A 60-year-old man presented to the dermatology outpatient department at Dr. Ram Manohar Lohia hospital, Delhi, with multiple, asymptomatic, skin-colored papules and nodules on the upper chest, which started in his adolescence and gradually increased in number. Examination revealed translucent, skin-colored to yellow dermal cysts with a smooth surface, size varying from 0.05–0.1 cm, present bilaterally symmetrically on the upper chest [Figure - 1]a. Histopathological examination was consistent with steatocystoma multiplex and revealed a cyst in the dermis with sebaceous glands embedded in its wall [Figure - 1]b and [Figure - 1]c. A decision was taken to treat some of the lesions to assess treatment response, sequelae and relapse before treating all the lesions. The carbon dioxide laser (ultra-dream pulse surgical carbon dioxide laser system, DS-40U, Daeshin Enterprise Co., Ltd., Korea) was set to super-pulse mode “C” with a pulse width of 1400 μs at laser power 2 watts and repeat time of 50 ms. The first pass was directed at the center of a lesion, using a 1 mm spot size in the super-pulsed mode and after that once the cyst was visualized, gentle pressure in horizontal direction (inward) was used to extrude the contents [Figure - 2]a and [Figure - 2]b. Later a defocused laser pass was made on the cyst lining. For smaller lesions, the whole lesion was vaporized in total. The patient was advised to apply topical antibiotic cream for 7 days and lesions were allowed to heal by secondary intention. The patient was followed up for 24 months and no recurrence was seen [Figure - 3].

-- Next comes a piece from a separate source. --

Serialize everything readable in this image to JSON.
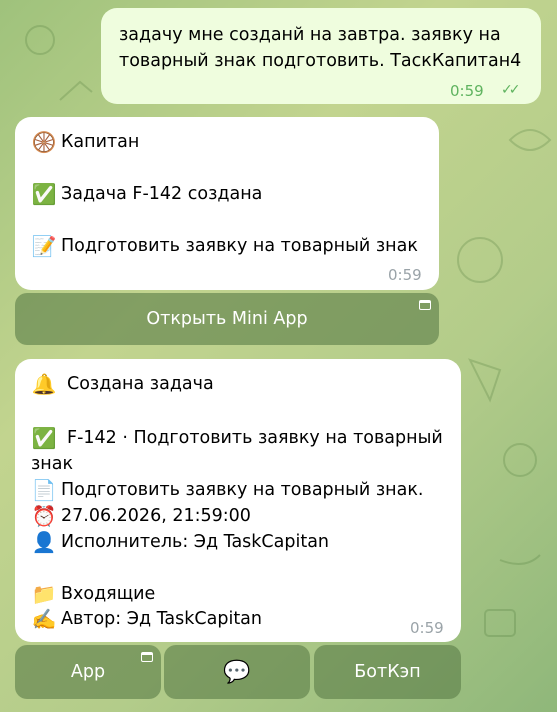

|Figure 3: Lack of recurrence and excellent cosmesis 24 months after the session|
Steatocystoma multiplex has been treated using various techniques: cryosurgery, aspiration, surgical excision, incisional techniques using blade or radio-frequency as well as the carbon dioxide laser but scarring and recurrence of the lesions are the major complications observed. Among the ablative lasers, the erbium; yttrium aluminum garnet laser has also been used but possibly because of its minimal coagulative potential, prompt recurrence has been reported. Thus, among lasers, the carbon dioxide laser remains the preferred option, with some singular advantages including the ability to treat multiple lesions during a single treatment session, a low percentage of recurrence and good cosmesis.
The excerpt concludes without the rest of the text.